How to Manage a Difficult Team Dynamic

You head home at the end of the day feeling exhausted and defeated. You wake up in the middle of the night, thinking about what happened at work and what you should have said. Mornings bring the dread of facing your team for another day. As their leader, you know it’s on you to change things – but you’re not sure where to begin.

Sound familiar? If so, you’re not alone. Many managers find themselves facing challenging teams from time to time. Fortunately, there is hope. Here are some concrete ways to manage a toxic team and turn things around:

Identify the source of the toxic behaviors – not just the symptoms.

What behaviors are most toxic to your team’s productivity and motivation? Start by making a list. If you get stuck, ask yourself: What bothers you most? What do other team members complain about most? Which excuses have you heard over and over again?

Then, consider each of the behaviors in detail. What is the impact on the team’s performance? How does the behavior effect the team’s emotional health? And what toxic assumptions are likely behind each of the behaviors?

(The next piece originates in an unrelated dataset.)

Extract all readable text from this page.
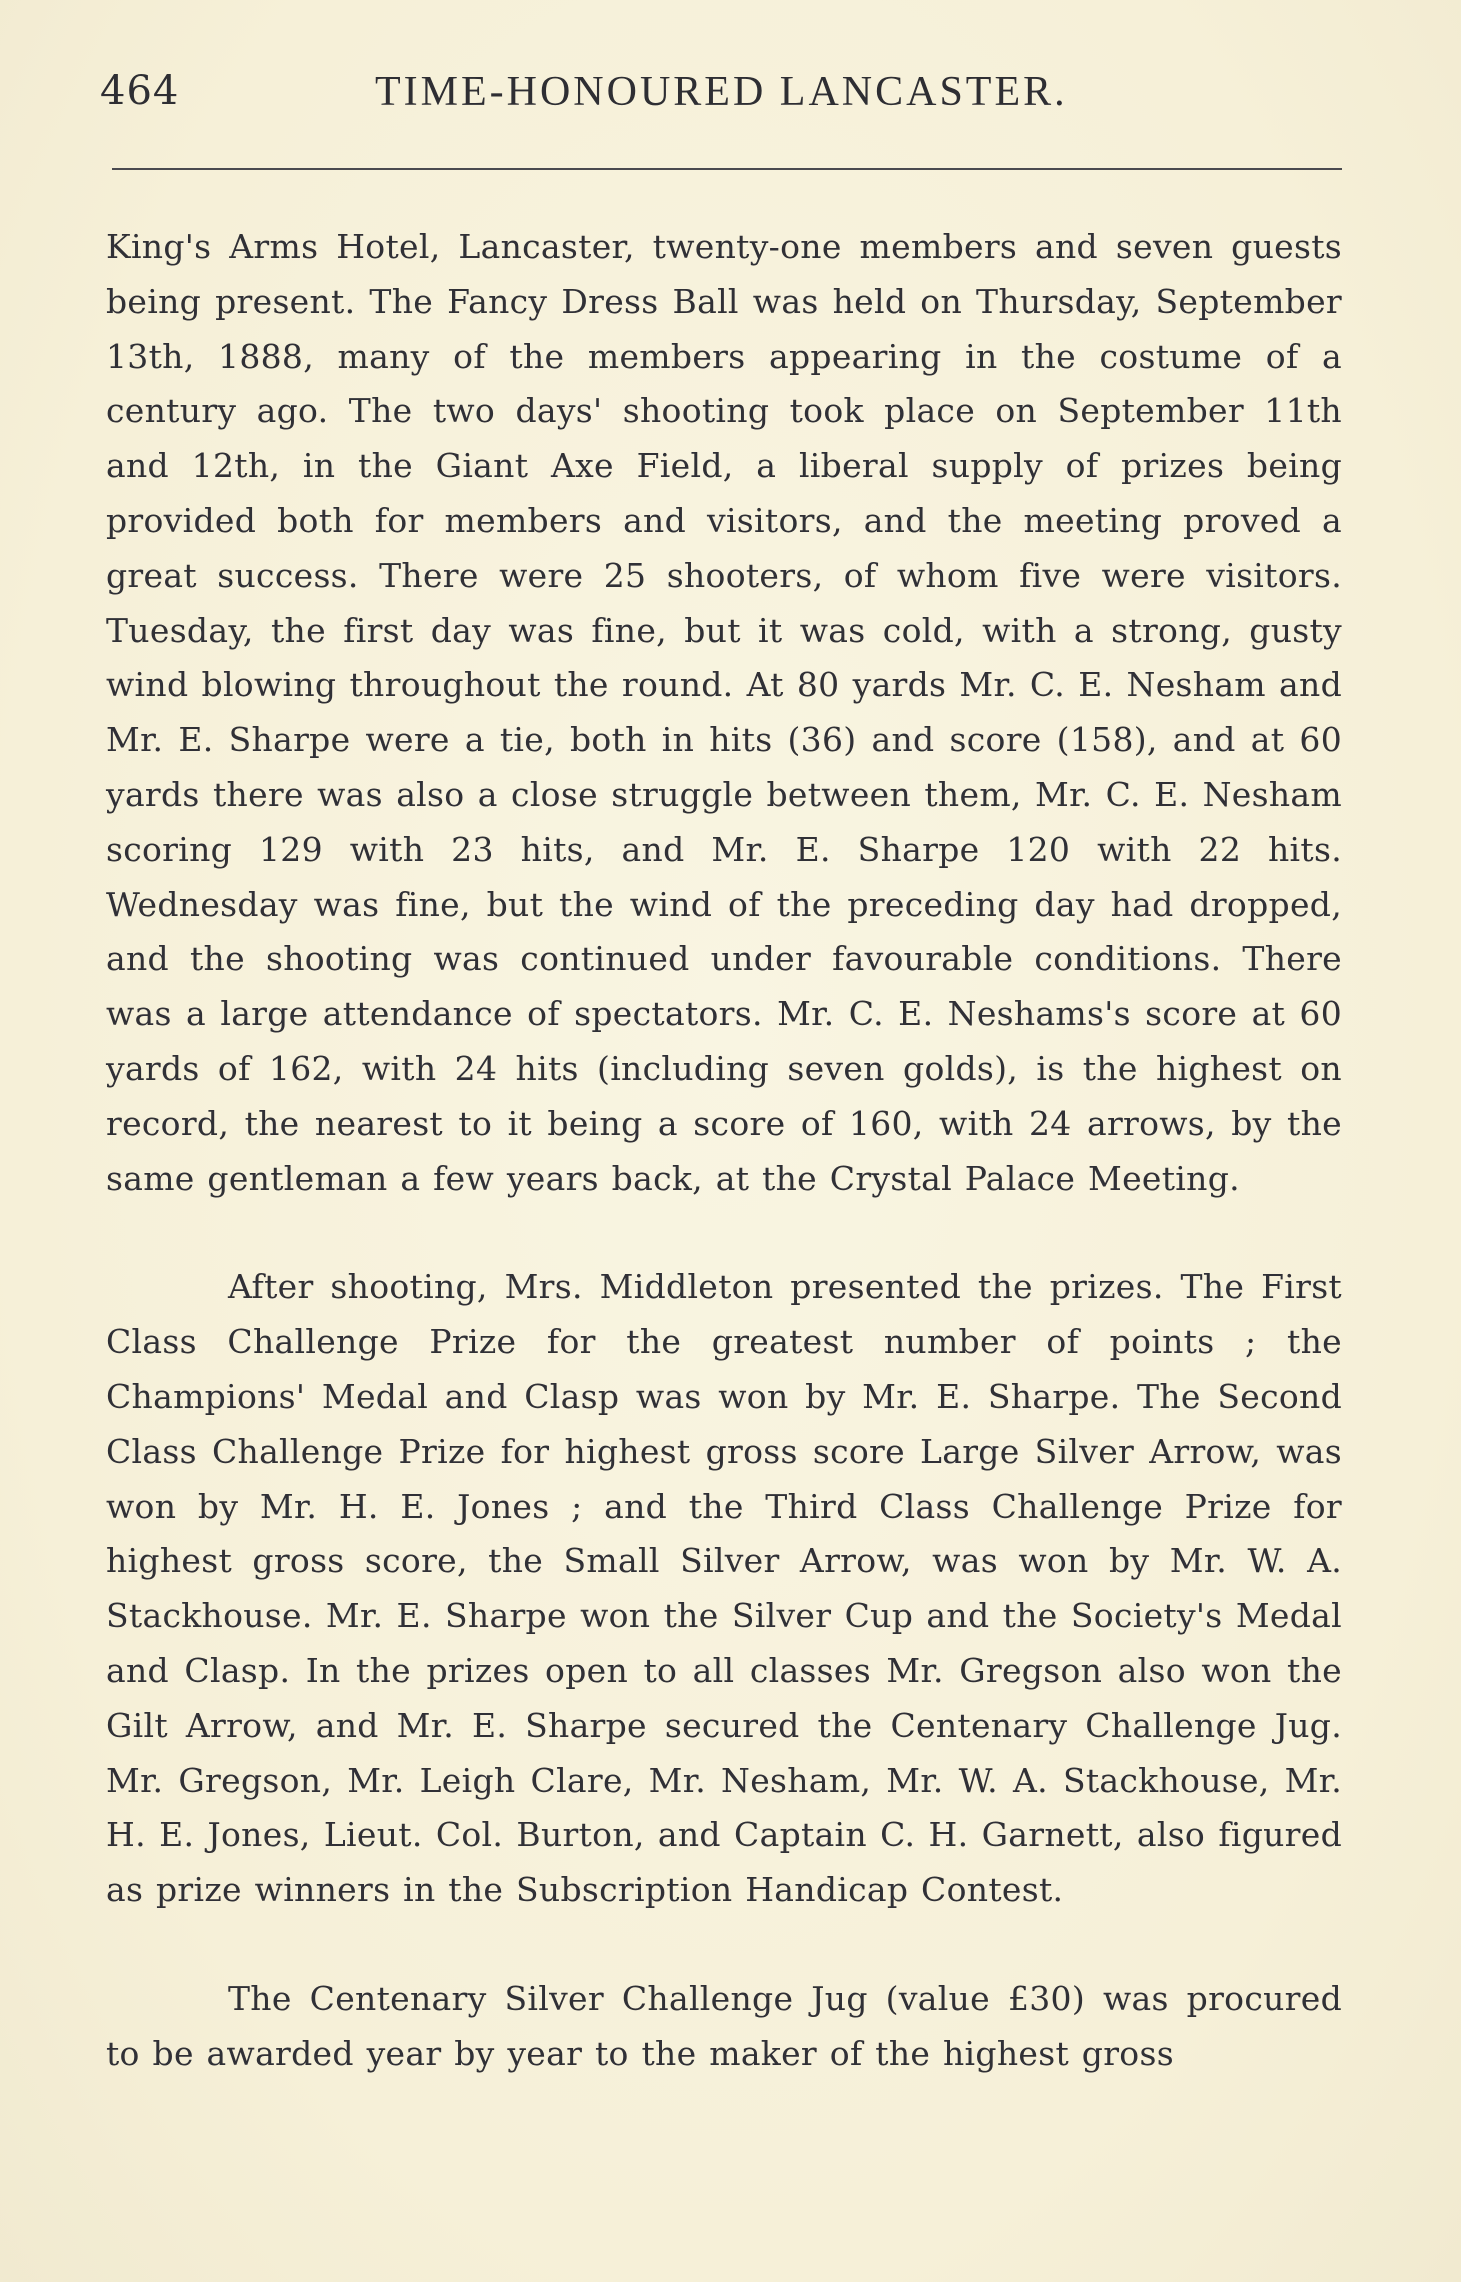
464	TIME-HONOURED LANCASTER.

King's Arms Hotel, Lancaster, twenty-one members and seven guests being present. The Fancy Dress Ball was held on Thursday, September 13th, 1888, many of the members appearing in the costume of a century ago. The two days' shooting took place on September 11th and 12th, in the Giant Axe Field, a liberal supply of prizes being provided both for members and visitors, and the meeting proved a great success. There were 25 shooters, of whom five were visitors. Tuesday, the first day was fine, but it was cold, with a strong, gusty wind blowing throughout the round. At 80 yards Mr. C. E. Nesham and Mr. E. Sharpe were a tie, both in hits (36) and score (158), and at 60 yards there was also a close struggle between them, Mr. C. E. Nesham scoring 129 with 23 hits, and Mr. E. Sharpe 120 with 22 hits. Wednesday was fine, but the wind of the preceding day had dropped, and the shooting was continued under favourable conditions. There was a large attendance of spectators. Mr. C. E. Neshams's score at 60 yards of 162, with 24 hits (including seven golds), is the highest on record, the nearest to it being a score of 160, with 24 arrows, by the same gentleman a few years back, at the Crystal Palace Meeting.

After shooting, Mrs. Middleton presented the prizes. The First Class Challenge Prize for the greatest number of points ; the Champions' Medal and Clasp was won by Mr. E. Sharpe. The Second Class Challenge Prize for highest gross score Large Silver Arrow, was won by Mr. H. E. Jones ; and the Third Class Challenge Prize for highest gross score, the Small Silver Arrow, was won by Mr. W. A. Stackhouse. Mr. E. Sharpe won the Silver Cup and the Society's Medal and Clasp. In the prizes open to all classes Mr. Gregson also won the Gilt Arrow, and Mr. E. Sharpe secured the Centenary Challenge Jug. Mr. Gregson, Mr. Leigh Clare, Mr. Nesham, Mr. W. A. Stackhouse, Mr. H. E. Jones, Lieut. Col. Burton, and Captain C. H. Garnett, also figured as prize winners in the Subscription Handicap Contest.

The Centenary Silver Challenge Jug (value £30) was procured to be awarded year by year to the maker of the highest gross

Be honest about taking – and sharing – responsibility.

As the team’s leader, you may be tempted to take all the responsibility for a toxic team. But one person cannot turn an entire team’s dynamic bad. When you try to determine who is responsible for each behavior, ask: Who is initiating the behavior? Who is escalating by responding in kind or “piling on” negativities? Who is encouraging it, rewarding it, or passively allowing it to happen when they could stop it?

Some of the responsibility will be yours, but some of it will belong to members of your team as well.

Decide how to intervene.

While choosing how you will intervene to improve the situation, start by focusing on behavior. Behaviors are directly observable, which means you can set straightforward criteria for behavior and check to see that behaviors have changed. When setting new behavior standards, make a clear break from the past, so that the team sees the line between “old” toxic patterns and “new” productive ones. Finally, make it clear that the goal is to reach a better future. The sight of a better future helps motivate team members to make the necessary changes.

Put your plan into action.

Start by enlisting the support of key players in the group. Their help will be necessary in order to put your changes into action, and they may be able to offer valuable feedback. Take responsibility for those behaviors that are yours, and lead by example by changing your behavior and making it clear why you are doing so. Then, focus on the future: Frame the discussion as a list of what your team will do from now on, not a list of things they have failed to do in the past.